Dreimal ist die SPD mit der „Bürgerversicherung“ in den Wahlkampf gezogen. Ein Erfolgsschlager wurde das nicht. Dennoch zieht sie zum vierten Mal mit dem Versprechen in die Wahl, die private Krankenversicherung in einer einheitlichen gesetzlichen Versicherung aufgehen zu lassen. Derzeit sieht es nicht danach aus, als ob die Sozialdemokraten allein oder mit Linken und Grünen im Oktober in der Lage wären, das Projekt wahr zu machen. Mit der Union wird daraus nichts. Die SPD sucht mit der Bürgerversicherung dem eigenen Klientel eine sinnstiftende Parole zu bieten. Bürgerversicherung 4.0? Mobilisiert wird nicht nur die eigene Anhängerschaft. Automatisch ruft sie jene auf den Plan, die unter dem Vorhaben zur Einheitsversicherung als Erste leiden dürften: Als da wären Ärzte und Zahnärzte, auch jene, die in Krankenhäusern mit Privatpatienten lukrative Leistungen abrechnen.
Besonders hart hat der Präsident der Bundesärztekammer, Prof. Dr. Frank Ulrich Montgomery, wieder mit der Bürgerversicherung abgerechnet. Mit dem Ruf nach mehr Gleichheit und Gerechtigkeit auf den Lippen würden die Verfechter der einheitlichen Versicherung der Zwei-Klassen-Medizin erst zum Durchbruch verhelfen. So würden sie genau das tun, was abzuschaffen sie vorgäben. Montgomerys Argument geht etwa so: Niemand werde sich eine bessere Versorgung entgehen lassen, wenn er sich sie leisten könne. Auf die Bürgerversicherung mit ihren begrenzten Leistungen werde eine Flut von Angeboten für jene folgen, die dafür zahlen wollten. Nichts sagte Montgomery dazu, dass auch die Ärzte selbst erhebliche Einbußen erleiden könnten, würden die links-grünen Pläne Wirklichkeit.

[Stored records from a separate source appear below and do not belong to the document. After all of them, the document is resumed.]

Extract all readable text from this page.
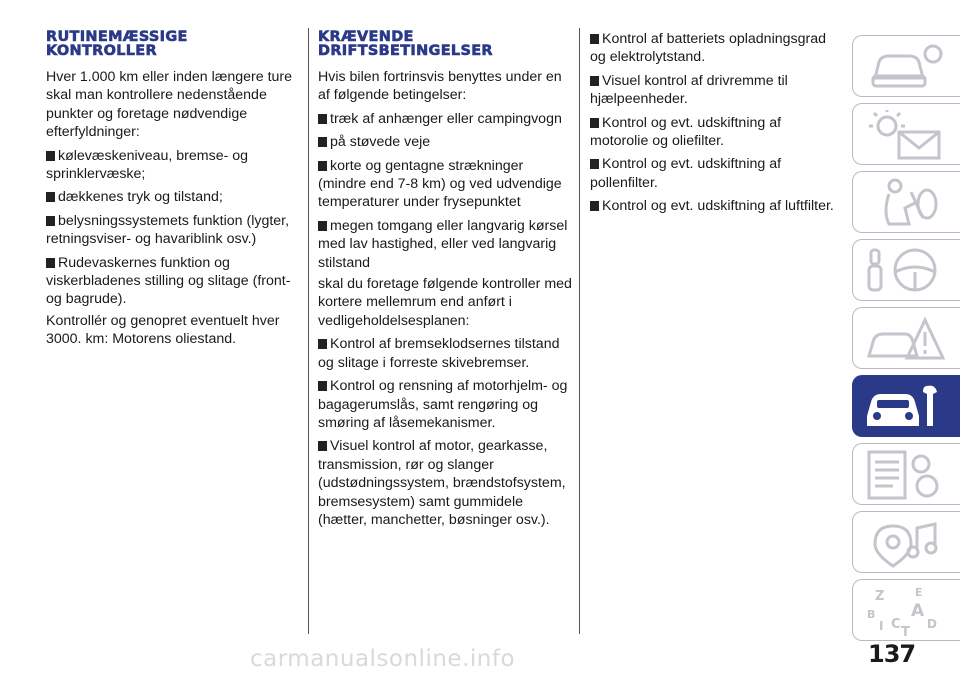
RUTINEMÆSSIGE
KONTROLLER

Hver 1.000 km eller inden længere ture skal man kontrollere nedenstående punkter og foretage nødvendige efterfyldninger:

kølevæskeniveau, bremse- og sprinklervæske;

dækkenes tryk og tilstand;

belysningssystemets funktion (lygter, retningsviser- og havariblink osv.)

Rudevaskernes funktion og viskerbladenes stilling og slitage (front- og bagrude).

Kontrollér og genopret eventuelt hver 3000. km: Motorens oliestand.

KRÆVENDE
DRIFTSBETINGELSER

Hvis bilen fortrinsvis benyttes under en af følgende betingelser:

træk af anhænger eller campingvogn

på støvede veje

korte og gentagne strækninger (mindre end 7-8 km) og ved udvendige temperaturer under frysepunktet

megen tomgang eller langvarig kørsel med lav hastighed, eller ved langvarig stilstand

skal du foretage følgende kontroller med kortere mellemrum end anført i vedligeholdelsesplanen:

Kontrol af bremseklodsernes tilstand og slitage i forreste skivebremser.

Kontrol og rensning af motorhjelm- og bagagerumslås, samt rengøring og smøring af låsemekanismer.

Visuel kontrol af motor, gearkasse, transmission, rør og slanger (udstødningssystem, brændstofsystem, bremsesystem) samt gummidele (hætter, manchetter, bøsninger osv.).

Kontrol af batteriets opladningsgrad og elektrolytstand.

Visuel kontrol af drivremme til hjælpeenheder.

Kontrol og evt. udskiftning af motorolie og oliefilter.

Kontrol og evt. udskiftning af pollenfilter.

Kontrol og evt. udskiftning af luftfilter.

Z	E
B A
C D
I T
137
carmanualsonline.info
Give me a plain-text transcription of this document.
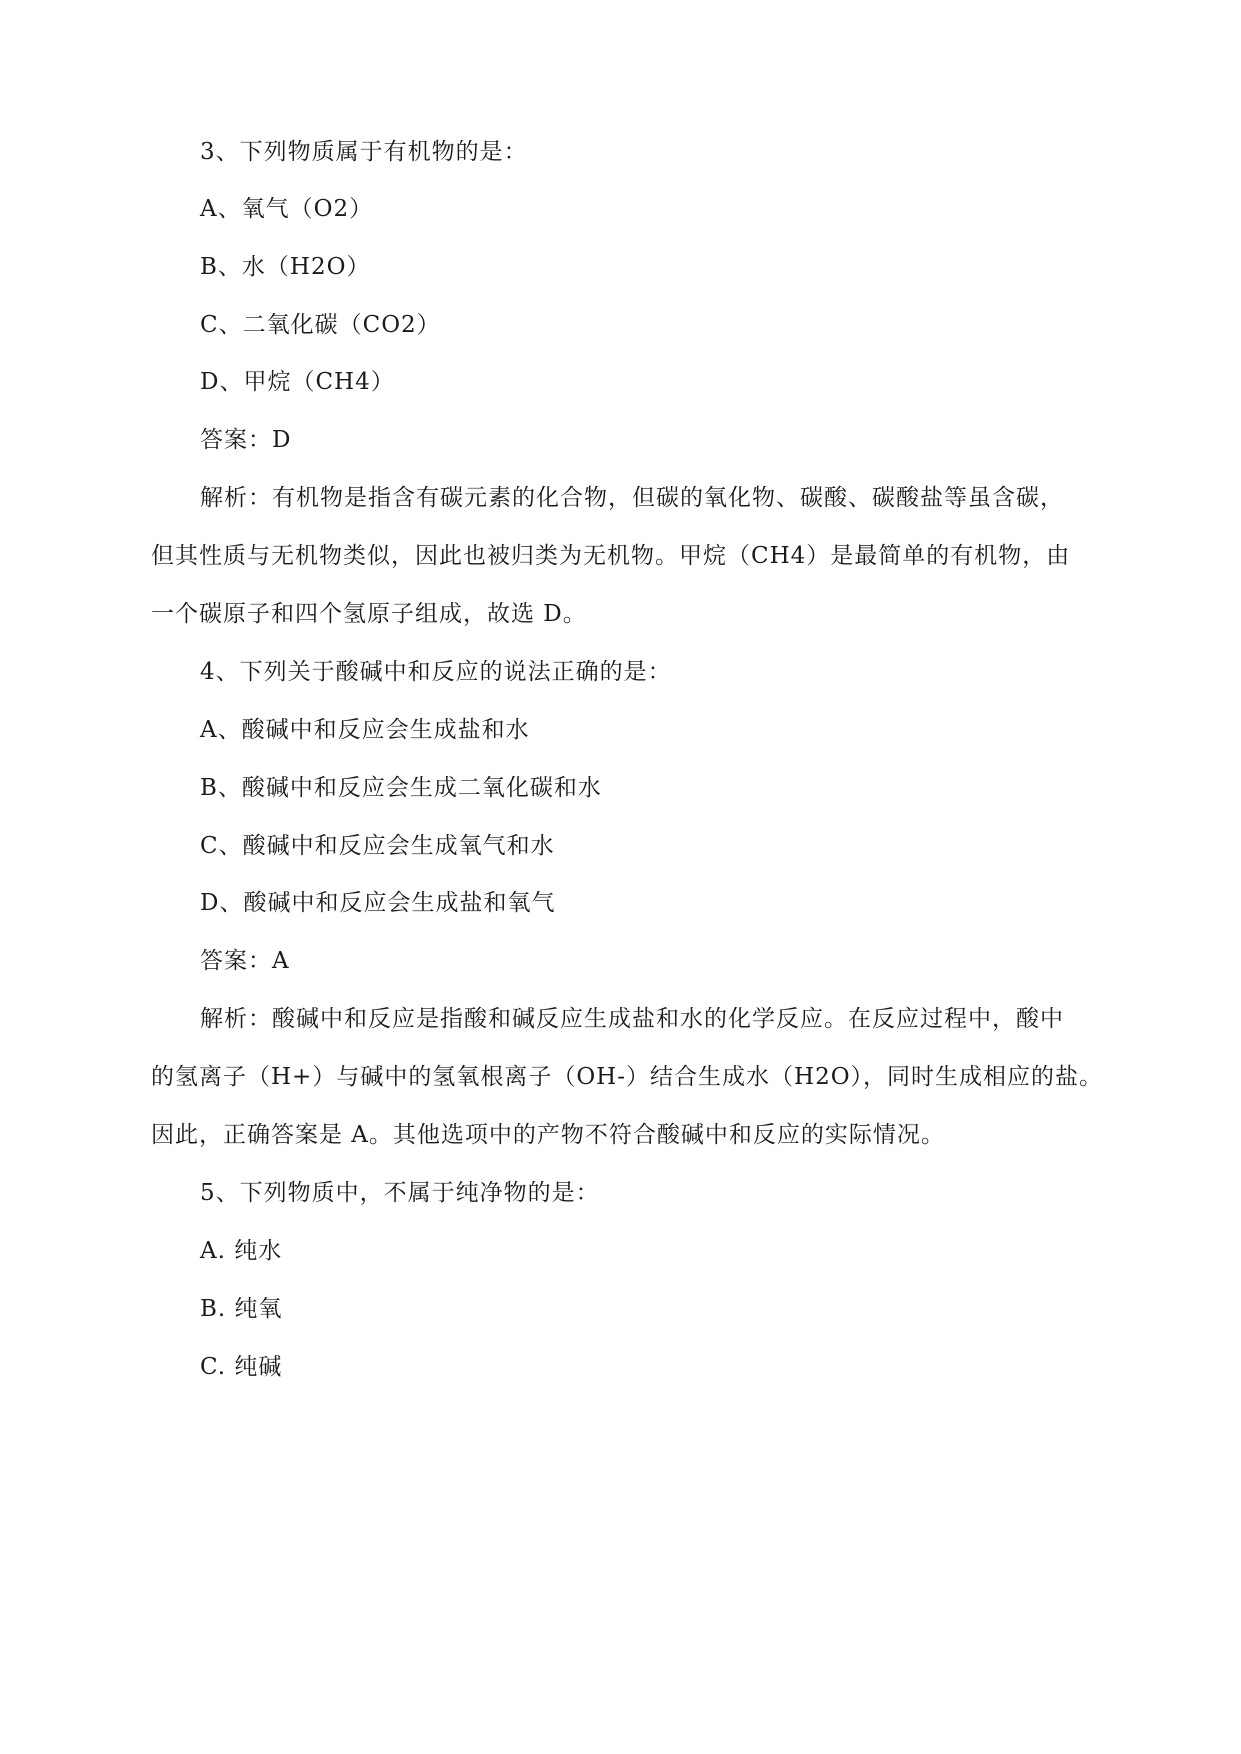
3、下列物质属于有机物的是：
A、氧气（O2）
B、水（H2O）
C、二氧化碳（CO2）
D、甲烷（CH4）
答案：D
解析：有机物是指含有碳元素的化合物，但碳的氧化物、碳酸、碳酸盐等虽含碳，
但其性质与无机物类似，因此也被归类为无机物。甲烷（CH4）是最简单的有机物，由
一个碳原子和四个氢原子组成，故选 D。
4、下列关于酸碱中和反应的说法正确的是：
A、酸碱中和反应会生成盐和水
B、酸碱中和反应会生成二氧化碳和水
C、酸碱中和反应会生成氧气和水
D、酸碱中和反应会生成盐和氧气
答案：A
解析：酸碱中和反应是指酸和碱反应生成盐和水的化学反应。在反应过程中，酸中
的氢离子（H+）与碱中的氢氧根离子（OH-）结合生成水（H2O），同时生成相应的盐。
因此，正确答案是 A。其他选项中的产物不符合酸碱中和反应的实际情况。
5、下列物质中，不属于纯净物的是：
A. 纯水
B. 纯氧
C. 纯碱
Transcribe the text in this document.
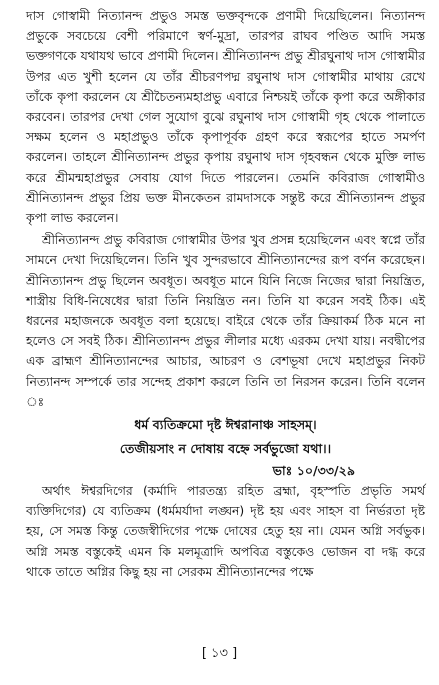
দাস গোস্বামী নিত্যানন্দ প্রভুও সমস্ত ভক্তবৃন্দকে প্রণামী দিয়েছিলেন। নিত্যানন্দ প্রভুকে সবচেয়ে বেশী পরিমাণে স্বর্ণ-মুদ্রা, তারপর রাঘব পণ্ডিত আদি সমস্ত ভক্তগণকে যথাযথ ভাবে প্রণামী দিলেন। শ্রীনিত্যানন্দ প্রভু শ্রীরঘুনাথ দাস গোস্বামীর উপর এত খুশী হলেন যে তাঁর শ্রীচরণপদ্ম রঘুনাথ দাস গোস্বামীর মাথায় রেখে তাঁকে কৃপা করলেন যে শ্রীচৈতন্যমহাপ্রভু এবারে নিশ্চয়ই তাঁকে কৃপা করে অঙ্গীকার করবেন। তারপর দেখা গেল সুযোগ বুঝে রঘুনাথ দাস গোস্বামী গৃহ থেকে পালাতে সক্ষম হলেন ও মহাপ্রভুও তাঁকে কৃপাপূর্বক গ্রহণ করে স্বরূপের হাতে সমর্পণ করলেন। তাহলে শ্রীনিত্যানন্দ প্রভুর কৃপায় রঘুনাথ দাস গৃহবন্ধন থেকে মুক্তি লাভ করে শ্রীমন্মহাপ্রভুর সেবায় যোগ দিতে পারলেন। তেমনি কবিরাজ গোস্বামীও শ্রীনিত্যানন্দ প্রভুর প্রিয় ভক্ত মীনকেতন রামদাসকে সন্তুষ্ট করে শ্রীনিত্যানন্দ প্রভুর কৃপা লাভ করলেন।

শ্রীনিত্যানন্দ প্রভু কবিরাজ গোস্বামীর উপর খুব প্রসন্ন হয়েছিলেন এবং স্বপ্নে তাঁর সামনে দেখা দিয়েছিলেন। তিনি খুব সুন্দরভাবে শ্রীনিত্যানন্দের রূপ বর্ণন করেছেন। শ্রীনিত্যানন্দ প্রভু ছিলেন অবধূত। অবধূত মানে যিনি নিজে নিজের দ্বারা নিয়ন্ত্রিত, শাস্ত্রীয় বিধি-নিষেধের দ্বারা তিনি নিয়ন্ত্রিত নন। তিনি যা করেন সবই ঠিক। এই ধরনের মহাজনকে অবধূত বলা হয়েছে। বাইরে থেকে তাঁর ক্রিয়াকর্ম ঠিক মনে না হলেও সে সবই ঠিক। শ্রীনিত্যানন্দ প্রভুর লীলার মধ্যে এরকম দেখা যায়। নবদ্বীপের এক ব্রাহ্মণ শ্রীনিত্যানন্দের আচার, আচরণ ও বেশভূষা দেখে মহাপ্রভুর নিকট নিত্যানন্দ সম্পর্কে তার সন্দেহ প্রকাশ করলে তিনি তা নিরসন করেন। তিনি বলেন ঃ

ধর্ম ব্যতিক্রমো দৃষ্ট ঈশ্বরানাঞ্চ সাহসম্।

তেজীয়সাং ন দোষায় বহ্নে সর্বভুজো যথা।।

ভাঃ ১০/৩৩/২৯

অর্থাৎ ঈশ্বরদিগের (কর্মাদি পারতন্ত্র্য রহিত ব্রহ্মা, বৃহস্পতি প্রভৃতি সমর্থ ব্যক্তিদিগের) যে ব্যতিক্রম (ধর্মমর্যাদা লঙ্ঘন) দৃষ্ট হয় এবং সাহস বা নির্ভরতা দৃষ্ট হয়, সে সমস্ত কিন্তু তেজস্বীদিগের পক্ষে দোষের হেতু হয় না। যেমন অগ্নি সর্বভুক। অগ্নি সমস্ত বস্তুকেই এমন কি মলমূত্রাদি অপবিত্র বস্তুকেও ভোজন বা দগ্ধ করে থাকে তাতে অগ্নির কিছু হয় না সেরকম শ্রীনিত্যানন্দের পক্ষে

[ ১৩ ]
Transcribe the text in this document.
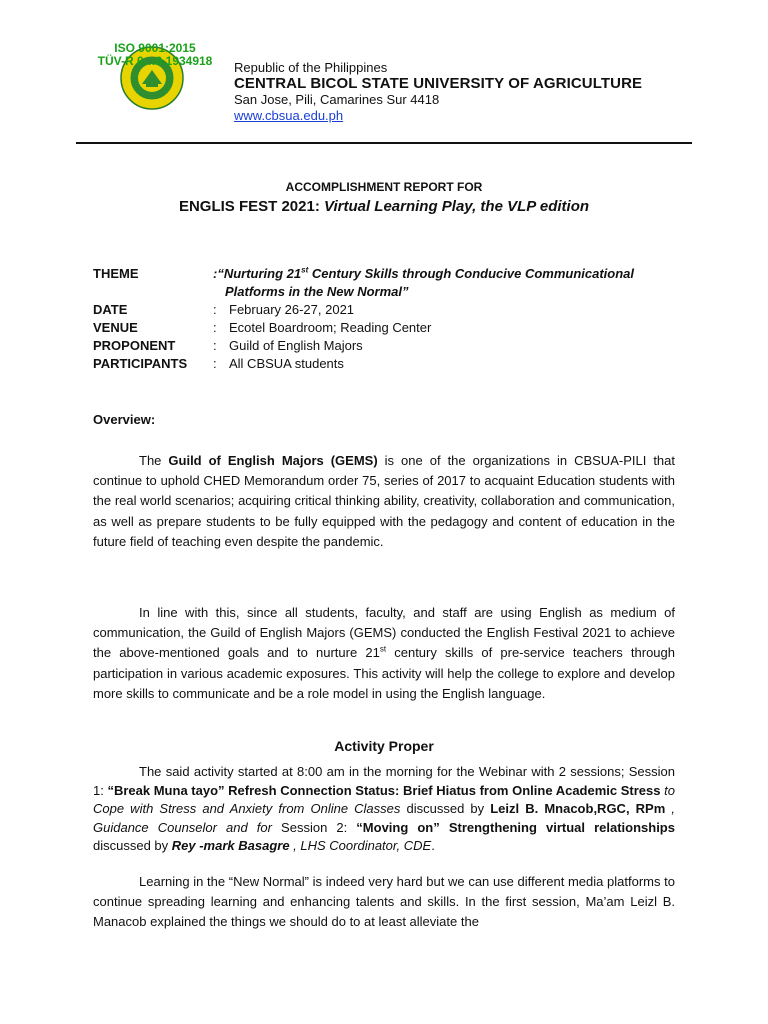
ISO 9001:2015
TÜV-R 0…0 1934918	Republic of the Philippines
CENTRAL BICOL STATE UNIVERSITY OF AGRICULTURE
San Jose, Pili, Camarines Sur 4418
www.cbsua.edu.ph
ACCOMPLISHMENT REPORT FOR
ENGLIS FEST 2021: Virtual Learning Play, the VLP edition
THEME	:“Nurturing 21st Century Skills through Conducive Communicational
Platforms in the New Normal”
DATE	: February 26-27, 2021
VENUE	: Ecotel Boardroom; Reading Center
PROPONENT	: Guild of English Majors
PARTICIPANTS	: All CBSUA students
Overview:
The Guild of English Majors (GEMS) is one of the organizations in CBSUA-PILI that continue to uphold CHED Memorandum order 75, series of 2017 to acquaint Education students with the real world scenarios; acquiring critical thinking ability, creativity, collaboration and communication, as well as prepare students to be fully equipped with the pedagogy and content of education in the future field of teaching even despite the pandemic.
In line with this, since all students, faculty, and staff are using English as medium of communication, the Guild of English Majors (GEMS) conducted the English Festival 2021 to achieve the above-mentioned goals and to nurture 21st century skills of pre-service teachers through participation in various academic exposures. This activity will help the college to explore and develop more skills to communicate and be a role model in using the English language.
Activity Proper
The said activity started at 8:00 am in the morning for the Webinar with 2 sessions; Session 1: “Break Muna tayo” Refresh Connection Status: Brief Hiatus from Online Academic Stress to Cope with Stress and Anxiety from Online Classes discussed by Leizl B. Mnacob,RGC, RPm , Guidance Counselor and for Session 2: “Moving on” Strengthening virtual relationships discussed by Rey -mark Basagre , LHS Coordinator, CDE.
Learning in the “New Normal” is indeed very hard but we can use different media platforms to continue spreading learning and enhancing talents and skills. In the first session, Ma’am Leizl B. Manacob explained the things we should do to at least alleviate the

SPD, Linke und Grüne wollen die Privatversicherung austrocknen, Neukunden nicht zulassen. Zudem sollen Privatversicherte in die Bürgerversicherung wechseln können. Das dürfte eine Sogwirkung entfalten, erst recht, wenn sie die Alterungsreserven mitnehmen dürften. Der Markt der Privatversicherten würde erheblich schrumpfen – und damit die Einkommen der Ärzte. Dabei geht es nicht um Kleinkram. Das hat der Verband der privat-ärztlichen Verrechnungsstellen nachrechnen lassen. Sechs Milliarden Euro weniger allein in der ambulanten Behandlung führten zu einer „Bedrohung der medizinischen Infrastruktur“. Wenig sei von Zusagen zu halten, Mindereinnahmen bei den Privatpatienten würden durch höhere Entgelte der Bürgerversicherung ausgeglichen. Eine einheitliche Gebührenordnung der Ärzte (GOÄ) dürfte sich eher an Komplexpauschalen als an Einzelleistungen orientieren, mithin eher am Muster des von der Kassenärztlichen Bundesvereinigung gesteuerten Einheitlichen Bewertungsmaßstabs (EBM) als an einer von der Ärztekammer gepflegten GOÄ.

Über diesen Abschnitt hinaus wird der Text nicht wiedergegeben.